Monday, July 21, 2008

Pioneer Trek



Colleen and I helped with the activities on our Stake Pioneer Trek this weekend. Colleen looks the part, I had a hard time finding authentic western garb.



After the first night the families assembled for the Silent Walk through Martin's Cove.



The whole group was very reverent as we walked over the hallowed ground where many members of the Martin Handcart Company died.



At the top of the Cove we reflected on the events that took place there.



Then we picked up the handcarts and returned to the trail.



We reenacted the Crossing of the Sweetwater. After the punishing crossing of the Platte just a few days before, many in the company could not face the icy waters and had to be carried across.

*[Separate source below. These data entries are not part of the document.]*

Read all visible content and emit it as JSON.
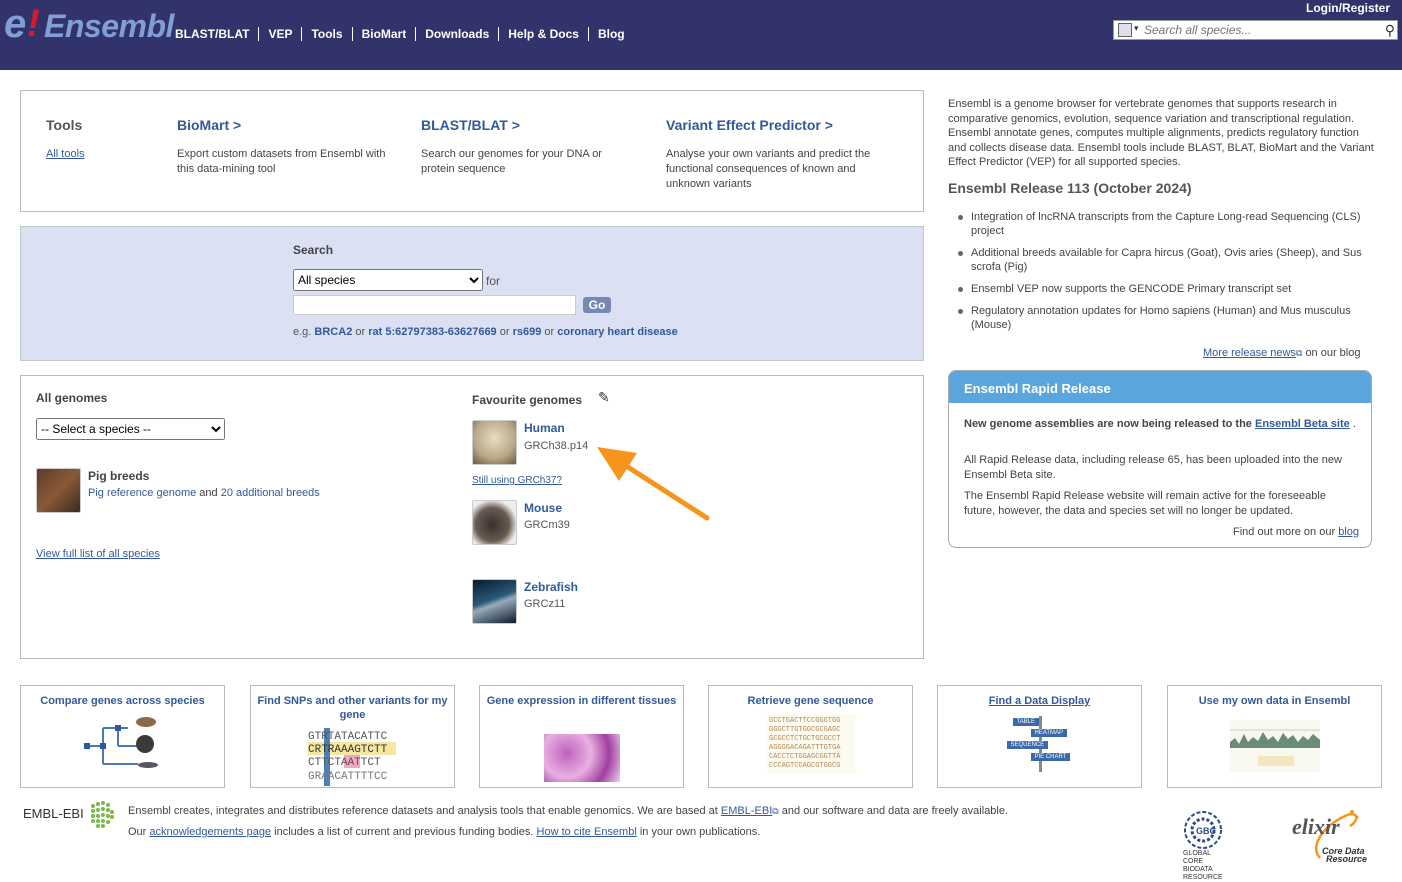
{
  "header": {
    "logo_e": "e",
    "logo_bang": "!",
    "logo_text": "Ensembl",
    "nav": [
      "BLAST/BLAT",
      "VEP",
      "Tools",
      "BioMart",
      "Downloads",
      "Help & Docs",
      "Blog"
    ],
    "login": "Login/Register",
    "search_placeholder": "Search all species..."
  },
  "tools": {
    "title": "Tools",
    "all_tools": "All tools",
    "biomart_title": "BioMart  >",
    "biomart_desc": "Export custom datasets from Ensembl with this data-mining tool",
    "blast_title": "BLAST/BLAT  >",
    "blast_desc": "Search our genomes for your DNA or protein sequence",
    "vep_title": "Variant Effect Predictor  >",
    "vep_desc": "Analyse your own variants and predict the functional consequences of known and unknown variants"
  },
  "search": {
    "label": "Search",
    "species_selected": "All species",
    "for": "for",
    "go": "Go",
    "eg_prefix": "e.g.",
    "ex1": "BRCA2",
    "or1": "or",
    "ex2": "rat 5:62797383-63627669",
    "or2": "or",
    "ex3": "rs699",
    "or3": "or",
    "ex4": "coronary heart disease"
  },
  "genomes": {
    "all_title": "All genomes",
    "select_species": "-- Select a species --",
    "pig_title": "Pig breeds",
    "pig_ref": "Pig reference genome",
    "pig_and": "and",
    "pig_breeds": "20 additional breeds",
    "view_all": "View full list of all species",
    "fav_title": "Favourite genomes",
    "favs": [
      {
        "name": "Human",
        "assembly": "GRCh38.p14"
      },
      {
        "name": "Mouse",
        "assembly": "GRCm39"
      },
      {
        "name": "Zebrafish",
        "assembly": "GRCz11"
      }
    ],
    "still_grch37": "Still using GRCh37?"
  },
  "right": {
    "intro": "Ensembl is a genome browser for vertebrate genomes that supports research in comparative genomics, evolution, sequence variation and transcriptional regulation. Ensembl annotate genes, computes multiple alignments, predicts regulatory function and collects disease data. Ensembl tools include BLAST, BLAT, BioMart and the Variant Effect Predictor (VEP) for all supported species.",
    "release_title": "Ensembl Release 113 (October 2024)",
    "news": [
      "Integration of lncRNA transcripts from the Capture Long-read Sequencing (CLS) project",
      "Additional breeds available for Capra hircus (Goat), Ovis aries (Sheep), and Sus scrofa (Pig)",
      "Ensembl VEP now supports the GENCODE Primary transcript set",
      "Regulatory annotation updates for Homo sapiens (Human) and Mus musculus (Mouse)"
    ],
    "more_news": "More release news",
    "on_blog": "on our blog"
  },
  "rapid": {
    "title": "Ensembl Rapid Release",
    "p1_bold": "New genome assemblies are now being released to the",
    "p1_link": "Ensembl Beta site",
    "p1_end": ".",
    "p2": "All Rapid Release data, including release 65, has been uploaded into the new Ensembl Beta site.",
    "p3": "The Ensembl Rapid Release website will remain active for the foreseeable future, however, the data and species set will no longer be updated.",
    "p4_text": "Find out more on our",
    "p4_link": "blog"
  },
  "features": [
    {
      "title": "Compare genes across species"
    },
    {
      "title": "Find SNPs and other variants for my gene"
    },
    {
      "title": "Gene expression in different tissues"
    },
    {
      "title": "Retrieve gene sequence"
    },
    {
      "title": "Find a Data Display"
    },
    {
      "title": "Use my own data in Ensembl"
    }
  ],
  "data_display_signs": [
    "TABLE",
    "HEATMAP",
    "SEQUENCE",
    "PIE CHART"
  ],
  "footer": {
    "embl": "EMBL-EBI",
    "line1_a": "Ensembl creates, integrates and distributes reference datasets and analysis tools that enable genomics. We are based at",
    "line1_link": "EMBL-EBI",
    "line1_b": "and our software and data are freely available.",
    "line2_a": "Our",
    "line2_link1": "acknowledgements page",
    "line2_b": "includes a list of current and previous funding bodies.",
    "line2_link2": "How to cite Ensembl",
    "line2_c": "in your own publications.",
    "gbc": [
      "GLOBAL",
      "CORE",
      "BIODATA",
      "RESOURCE"
    ],
    "elixir": "elixir",
    "elixir_sub1": "Core Data",
    "elixir_sub2": "Resource"
  },
  "colors": {
    "header": "#33336b",
    "link": "#33599b",
    "search_bg": "#dbe0f2",
    "rapid_header": "#5aa6dc",
    "arrow": "#f7941d"
  }
}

Our experience was much milder than the conditions the pioneers encountered.



Standing in for Captain James Allen, I called out all of the men for the Mormon Battalion which left the women to pull the handcarts. (A little historical license was used since the Battalion occurred ten years before the Willie and Martin Handcart companies.)

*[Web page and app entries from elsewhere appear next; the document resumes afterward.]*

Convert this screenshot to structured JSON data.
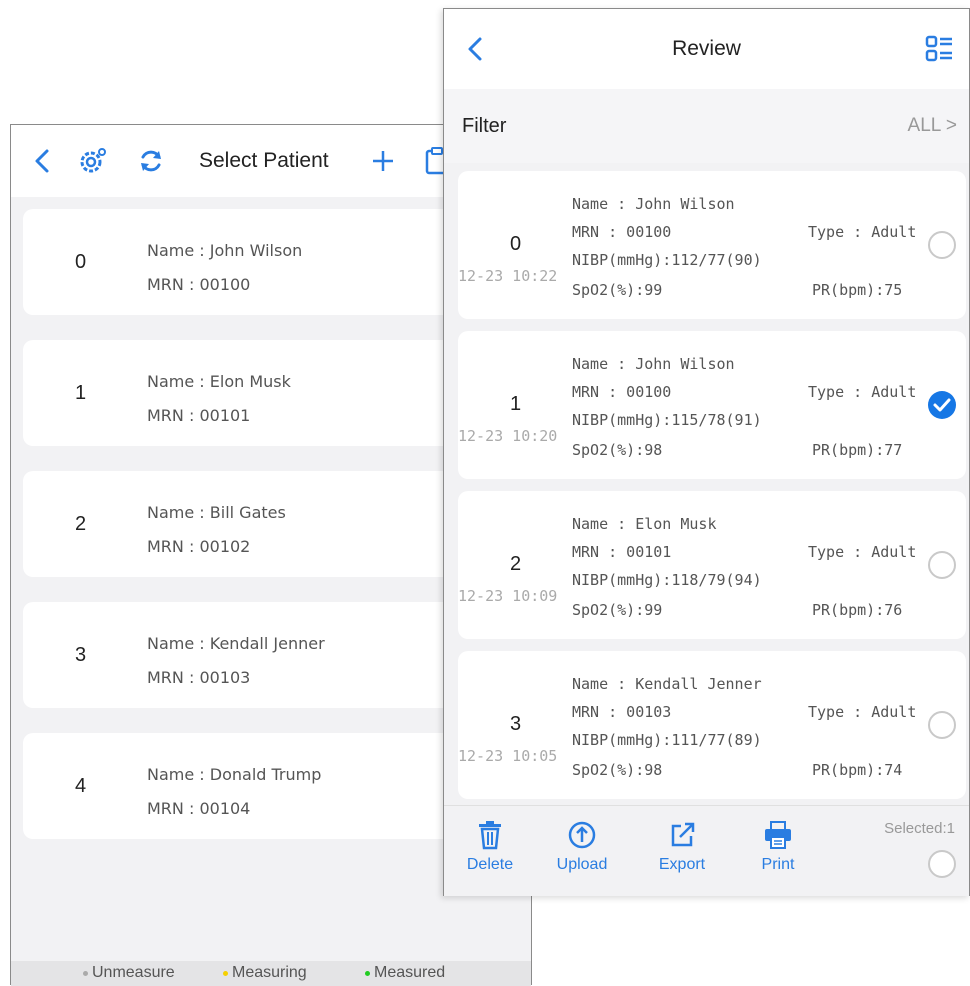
{
  "select_patient": {
    "title": "Select Patient",
    "patients": [
      {
        "index": "0",
        "name": "Name : John Wilson",
        "mrn": "MRN : 00100"
      },
      {
        "index": "1",
        "name": "Name : Elon Musk",
        "mrn": "MRN : 00101"
      },
      {
        "index": "2",
        "name": "Name : Bill Gates",
        "mrn": "MRN : 00102"
      },
      {
        "index": "3",
        "name": "Name : Kendall Jenner",
        "mrn": "MRN : 00103"
      },
      {
        "index": "4",
        "name": "Name : Donald Trump",
        "mrn": "MRN : 00104"
      }
    ],
    "legend": {
      "unmeasure": "Unmeasure",
      "measuring": "Measuring",
      "measured": "Measured"
    },
    "legend_colors": {
      "unmeasure": "#aaaaaa",
      "measuring": "#f5d000",
      "measured": "#22cc22"
    }
  },
  "review": {
    "title": "Review",
    "filter_label": "Filter",
    "filter_value": "ALL >",
    "records": [
      {
        "index": "0",
        "time": "12-23 10:22",
        "name": "Name : John Wilson",
        "mrn": "MRN : 00100",
        "type": "Type : Adult",
        "nibp": "NIBP(mmHg):112/77(90)",
        "spo2": "SpO2(%):99",
        "pr": "PR(bpm):75",
        "selected": false
      },
      {
        "index": "1",
        "time": "12-23 10:20",
        "name": "Name : John Wilson",
        "mrn": "MRN : 00100",
        "type": "Type : Adult",
        "nibp": "NIBP(mmHg):115/78(91)",
        "spo2": "SpO2(%):98",
        "pr": "PR(bpm):77",
        "selected": true
      },
      {
        "index": "2",
        "time": "12-23 10:09",
        "name": "Name : Elon Musk",
        "mrn": "MRN : 00101",
        "type": "Type : Adult",
        "nibp": "NIBP(mmHg):118/79(94)",
        "spo2": "SpO2(%):99",
        "pr": "PR(bpm):76",
        "selected": false
      },
      {
        "index": "3",
        "time": "12-23 10:05",
        "name": "Name : Kendall Jenner",
        "mrn": "MRN : 00103",
        "type": "Type : Adult",
        "nibp": "NIBP(mmHg):111/77(89)",
        "spo2": "SpO2(%):98",
        "pr": "PR(bpm):74",
        "selected": false
      }
    ],
    "toolbar": {
      "delete": "Delete",
      "upload": "Upload",
      "export": "Export",
      "print": "Print",
      "selected": "Selected:1"
    }
  },
  "colors": {
    "accent": "#2a7de1",
    "checked": "#1677e5"
  },
  "icons": [
    "back-icon",
    "settings-icon",
    "refresh-icon",
    "add-icon",
    "clipboard-icon",
    "list-view-icon",
    "trash-icon",
    "upload-icon",
    "export-icon",
    "print-icon",
    "check-icon"
  ]
}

We led the men to the top of a hill where we listened to a talk on Honoring Women. Then we lined the trail and watched in silence and respect as the women pulled that difficult hill. This was the high point of the trip for many of us.



We then reunited the families and trekked five miles into a stiff high plains wind to get some small sense of what it meant to be a pioneer.

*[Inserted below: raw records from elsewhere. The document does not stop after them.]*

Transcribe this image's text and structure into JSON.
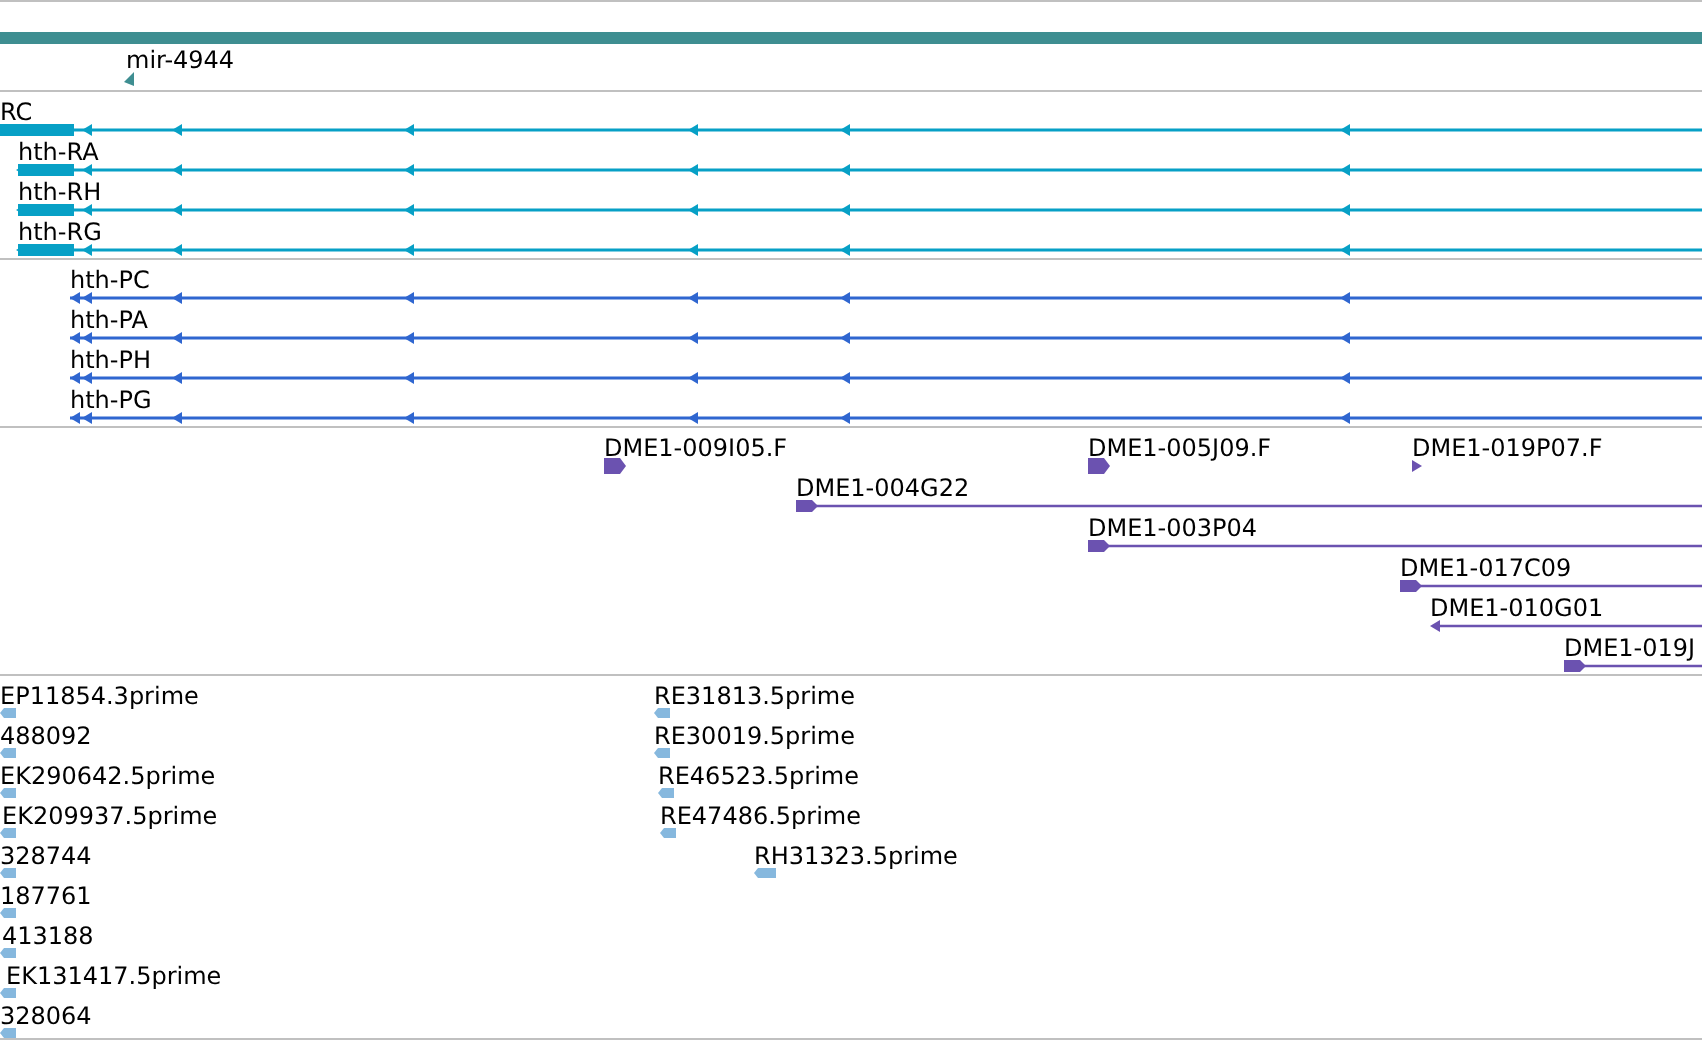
{
  "mirna": [
    {
      "label": "mir-4944"
    }
  ],
  "transcripts": [
    {
      "label": "RC"
    },
    {
      "label": "hth-RA"
    },
    {
      "label": "hth-RH"
    },
    {
      "label": "hth-RG"
    }
  ],
  "proteins": [
    {
      "label": "hth-PC"
    },
    {
      "label": "hth-PA"
    },
    {
      "label": "hth-PH"
    },
    {
      "label": "hth-PG"
    }
  ],
  "ests": [
    {
      "label": "DME1-009I05.F",
      "kind": "block"
    },
    {
      "label": "DME1-005J09.F",
      "kind": "block"
    },
    {
      "label": "DME1-019P07.F",
      "kind": "tick"
    },
    {
      "label": "DME1-004G22",
      "kind": "line"
    },
    {
      "label": "DME1-003P04",
      "kind": "line"
    },
    {
      "label": "DME1-017C09",
      "kind": "line"
    },
    {
      "label": "DME1-010G01",
      "kind": "reverse"
    },
    {
      "label": "DME1-019J",
      "kind": "line"
    }
  ],
  "reads": [
    {
      "label": "EP11854.3prime"
    },
    {
      "label": "488092"
    },
    {
      "label": "EK290642.5prime"
    },
    {
      "label": "EK209937.5prime"
    },
    {
      "label": "328744"
    },
    {
      "label": "187761"
    },
    {
      "label": "413188"
    },
    {
      "label": "EK131417.5prime"
    },
    {
      "label": "328064"
    },
    {
      "label": "RE31813.5prime"
    },
    {
      "label": "RE30019.5prime"
    },
    {
      "label": "RE46523.5prime"
    },
    {
      "label": "RE47486.5prime"
    },
    {
      "label": "RH31323.5prime"
    }
  ]
}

Even with the wind, the land is beautiful this time of the year.

I did the trek in memory of Elizabeth Green, sister of Harriett Ann Green, wife of Mark Earnshaw. Elizabeth, age 23, was a member of the Martin Handcart Company. She survived the ordeal, arrived in Salt Lake in November 1855, married Henry Arnold in the Endowment House in 1857 and had a family of nine children.

2 comments:

Derr Family said...

I, too, will be going on the Martin's Cove Trek in honor of Elizabeth Green. She is not a direct ancestor of mine but married my great-great-grandfather, Henry Arnold. My understanding is that she traveled with his aunt, who died along the way and she took the body in the handcart to SLC and notified Henry of her passing. He was so impressed by this that he later married her. (I can't remember where I read this. I hope I am telling the story straight. Does this match up with what you know about her?) I would love to read a full history of her Handcart experience if you have one.

Derr Family said...

I found out that the ground was frozen, and so Henry Arnold's Aunt, Mary Harper, was wrapped in a blanket and left on the side of the trail. Elizabeth did notify Henry of this, and she was taken into his home and nursed back to health.